Former Revenue Secretary of the Ministry of Finance, Ram Sharan Pudasaini, suggests that the annual tax exemptions have been misused to some extent and that it has increased inequality, suggesting that tax refunds and budget grants should be used instead. “The government is providing annual tax exemptions worth nearly two and a half trillion rupees through laws and various economic acts. This amount of tax exemption is excessive and there is no control and monitoring over it, which may have led to increased misuse,” he said.
Pudasaini also raised questions about the effectiveness of the tax exemptions currently being given. He commented that there is no analysis, audit or monitoring of whether the justification and purpose of the tax exemptions have been fulfilled and whether the benefits have reached the target group or not. Pudasaini noted that the current technology of granting tax exemptions by decision of the Ministry of Finance or the Council of Ministers is not right and suggests that tax exemptions should be given only in a very limited, targeted, short-term manner and especially in connection with investment and job creation.
The government currently does not have an account of the amount of exemptions given by the schedule of the Value Added Tax Act on daily consumer goods, such as pulses, rice and green vegetables.
Stakeholders have been saying that the state is losing a large amount of revenue annually through tax exemptions.

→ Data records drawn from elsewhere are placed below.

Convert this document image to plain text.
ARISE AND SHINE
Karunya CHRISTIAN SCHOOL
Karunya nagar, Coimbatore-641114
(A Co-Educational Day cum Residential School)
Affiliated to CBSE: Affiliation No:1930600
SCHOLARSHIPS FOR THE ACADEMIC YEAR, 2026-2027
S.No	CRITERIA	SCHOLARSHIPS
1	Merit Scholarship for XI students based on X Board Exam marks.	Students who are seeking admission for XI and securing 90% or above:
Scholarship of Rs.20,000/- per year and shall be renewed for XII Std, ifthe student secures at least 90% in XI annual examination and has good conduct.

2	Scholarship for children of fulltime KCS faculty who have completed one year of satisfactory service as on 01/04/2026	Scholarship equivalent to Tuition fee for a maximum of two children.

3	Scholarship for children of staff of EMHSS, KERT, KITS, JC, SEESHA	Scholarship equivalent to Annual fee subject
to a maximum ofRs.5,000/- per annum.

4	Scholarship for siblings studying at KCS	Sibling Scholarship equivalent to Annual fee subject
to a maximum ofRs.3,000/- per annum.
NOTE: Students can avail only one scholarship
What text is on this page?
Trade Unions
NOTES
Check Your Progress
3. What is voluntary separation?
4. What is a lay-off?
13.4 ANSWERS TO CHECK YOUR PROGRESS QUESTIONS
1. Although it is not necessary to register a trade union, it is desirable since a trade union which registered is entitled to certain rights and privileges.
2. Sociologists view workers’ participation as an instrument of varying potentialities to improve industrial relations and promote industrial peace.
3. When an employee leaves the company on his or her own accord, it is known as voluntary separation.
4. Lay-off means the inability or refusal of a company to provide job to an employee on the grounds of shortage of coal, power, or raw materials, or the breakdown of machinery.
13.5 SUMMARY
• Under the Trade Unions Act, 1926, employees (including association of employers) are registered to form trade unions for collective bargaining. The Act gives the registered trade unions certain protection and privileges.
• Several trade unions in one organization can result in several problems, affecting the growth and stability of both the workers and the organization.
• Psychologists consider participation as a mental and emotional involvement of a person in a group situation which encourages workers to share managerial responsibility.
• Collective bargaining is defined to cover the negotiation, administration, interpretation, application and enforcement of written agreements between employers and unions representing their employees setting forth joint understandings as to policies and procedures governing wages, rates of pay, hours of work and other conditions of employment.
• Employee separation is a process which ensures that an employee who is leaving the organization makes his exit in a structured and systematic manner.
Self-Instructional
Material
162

External donor agencies such as the World Bank and the International Monetary Fund (IMF) have also shown concerns regarding the large amount of tax exemptions.
An IMF study has suggested reconsidering the system of tax exemptions given in Nepal on a large scale, says Tanka Prasad Pandey, spokesperson for the Ministry of Finance.
“There are many such long lists of tax exemptions. In the past, there was no exact calculation of how much the government was giving such exemptions. However, the IMF has studied this issue and mentioned detailed details in its report. The study suggests reconsidering the system of tax exemptions given in Nepal on a large scale,” he said.